Opinión
Llegó el cuestionario
Me llegó el enésimo cuestionario por mail, plagado de preguntas «para escritores». Son la clase de preguntas que, para responder con frescura, quizá es mejor no ser escritor, porque la frescura ante esas cuestiones se te pasó tiempo atrás. Mejor si eres astrónomo, jardinero, ferretero, ingeniero, cocinero, informático, tal vez procurador. Las preguntas son facilísimas: por qué escribes, cuáles son tus costumbres o manías a la hora de hacerlo, cuáles dirías que son tus libros de cabecera, o si podrías hablar un poco de tu último proyecto, si es que tienes proyectos. Imposible no sentirse un pánfilo. Se pasa mejor con las preguntas exigentes, aunque en ocasiones no consigues salir de ellas. Algunos días, a la vista de su hondura, estás convencido de que el escritor es quien menos sabe de qué tratan sus novelas. El resultado es que el periodista te pega un baño fenomenal.
«Algunos días, el escritor es quien menos sabe de qué tratan sus novelas»
No hablemos de eso que se acostumbra a llamar ‘cuestionario Proust’, y que a menudo deviene en una entretenida mamarrachada. Me enviaron uno hace medio año, con curiosidades como qué color te gusta, cuál es tu canción preferida, cuál es tu mejor momento del día, qué hecho militar admiras, de qué manera te gustaría morir. Sin comentarios.

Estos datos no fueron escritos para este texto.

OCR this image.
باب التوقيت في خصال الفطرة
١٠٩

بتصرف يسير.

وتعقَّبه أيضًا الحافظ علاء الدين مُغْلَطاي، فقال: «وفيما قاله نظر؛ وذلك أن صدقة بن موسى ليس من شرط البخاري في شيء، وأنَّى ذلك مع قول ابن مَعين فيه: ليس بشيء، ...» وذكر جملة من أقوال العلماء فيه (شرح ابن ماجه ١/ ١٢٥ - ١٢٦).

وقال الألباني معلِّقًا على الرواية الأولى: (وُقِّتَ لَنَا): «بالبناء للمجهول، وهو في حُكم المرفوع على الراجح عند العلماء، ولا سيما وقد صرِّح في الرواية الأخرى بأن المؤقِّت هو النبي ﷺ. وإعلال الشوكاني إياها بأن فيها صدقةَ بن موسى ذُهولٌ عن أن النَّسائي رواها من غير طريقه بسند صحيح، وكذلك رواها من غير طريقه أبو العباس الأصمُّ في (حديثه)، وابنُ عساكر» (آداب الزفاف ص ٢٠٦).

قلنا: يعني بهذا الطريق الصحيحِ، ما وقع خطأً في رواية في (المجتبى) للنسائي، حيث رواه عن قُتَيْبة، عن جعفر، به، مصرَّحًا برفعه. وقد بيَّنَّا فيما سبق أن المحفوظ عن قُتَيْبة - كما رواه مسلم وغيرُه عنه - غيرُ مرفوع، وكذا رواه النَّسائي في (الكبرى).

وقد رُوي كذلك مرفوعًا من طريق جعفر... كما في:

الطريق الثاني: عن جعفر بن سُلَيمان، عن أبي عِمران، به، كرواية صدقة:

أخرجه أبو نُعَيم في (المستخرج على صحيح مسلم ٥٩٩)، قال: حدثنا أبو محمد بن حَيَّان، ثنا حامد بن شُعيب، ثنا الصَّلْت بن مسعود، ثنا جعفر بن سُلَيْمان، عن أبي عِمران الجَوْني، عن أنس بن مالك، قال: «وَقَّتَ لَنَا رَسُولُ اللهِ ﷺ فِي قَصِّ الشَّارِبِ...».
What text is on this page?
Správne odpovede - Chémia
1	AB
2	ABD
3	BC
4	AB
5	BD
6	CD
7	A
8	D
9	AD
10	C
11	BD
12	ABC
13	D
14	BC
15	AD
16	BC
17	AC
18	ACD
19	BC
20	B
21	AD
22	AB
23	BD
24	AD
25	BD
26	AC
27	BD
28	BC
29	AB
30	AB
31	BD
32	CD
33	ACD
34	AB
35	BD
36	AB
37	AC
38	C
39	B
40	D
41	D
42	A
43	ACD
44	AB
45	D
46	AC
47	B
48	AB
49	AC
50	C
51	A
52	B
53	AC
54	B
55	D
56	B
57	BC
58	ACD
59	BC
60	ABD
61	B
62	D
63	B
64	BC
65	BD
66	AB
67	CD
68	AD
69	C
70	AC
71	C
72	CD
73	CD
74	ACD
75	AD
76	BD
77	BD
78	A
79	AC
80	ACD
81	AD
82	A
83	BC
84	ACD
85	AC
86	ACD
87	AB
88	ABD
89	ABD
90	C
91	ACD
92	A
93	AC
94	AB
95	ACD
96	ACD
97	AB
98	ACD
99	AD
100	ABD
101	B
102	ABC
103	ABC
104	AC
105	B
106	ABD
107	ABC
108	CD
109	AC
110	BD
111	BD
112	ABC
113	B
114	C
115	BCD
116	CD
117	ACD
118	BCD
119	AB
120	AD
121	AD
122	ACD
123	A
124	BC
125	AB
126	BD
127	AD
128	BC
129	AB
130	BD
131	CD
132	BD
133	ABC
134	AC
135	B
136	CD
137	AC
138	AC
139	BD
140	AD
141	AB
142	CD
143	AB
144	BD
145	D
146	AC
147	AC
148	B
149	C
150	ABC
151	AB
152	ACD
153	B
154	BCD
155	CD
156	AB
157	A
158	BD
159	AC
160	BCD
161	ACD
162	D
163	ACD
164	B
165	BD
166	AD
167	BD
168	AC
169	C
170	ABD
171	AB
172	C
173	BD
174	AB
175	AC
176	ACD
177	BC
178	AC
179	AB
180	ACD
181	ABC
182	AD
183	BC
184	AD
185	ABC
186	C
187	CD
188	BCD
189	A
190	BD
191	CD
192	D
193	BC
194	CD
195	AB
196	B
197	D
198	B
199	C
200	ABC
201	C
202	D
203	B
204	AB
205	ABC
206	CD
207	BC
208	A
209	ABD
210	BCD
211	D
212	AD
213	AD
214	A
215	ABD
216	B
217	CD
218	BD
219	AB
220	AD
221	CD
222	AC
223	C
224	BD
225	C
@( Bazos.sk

Mención aparte merecen los cuestionarios ingeniosos. En el último año, hubo alguno también. En una ocasión me preguntaron si alguna vez había querido matar a alguien. Me pronuncié con sinceridad, al admitir que en mi familia había querido matar a dos, aunque en el último minuto me flojearon las fuerzas. Justo después, con mucha intención, quisieron saber si tenía muchos o pocos amigos, y respondí a voleo que veintitrés. Con el tiempo, sentí que me había quedado corto, pero con más tiempo, empecé a pensar que la cifra constituía una exageración. Aquel cuestionario célebre acababa con una propuesta fascinante: «Imagina que te estás ahogando. ¿Qué imágenes, dentro del esquema clásico, te pasarían por la cabeza?». Estuve varios días pensando a qué se refería con el «esquema clásico». Al final respondí que pensaría con cierta nostalgia en un flotador, y luego me ahogaría con alegría, sin aletear.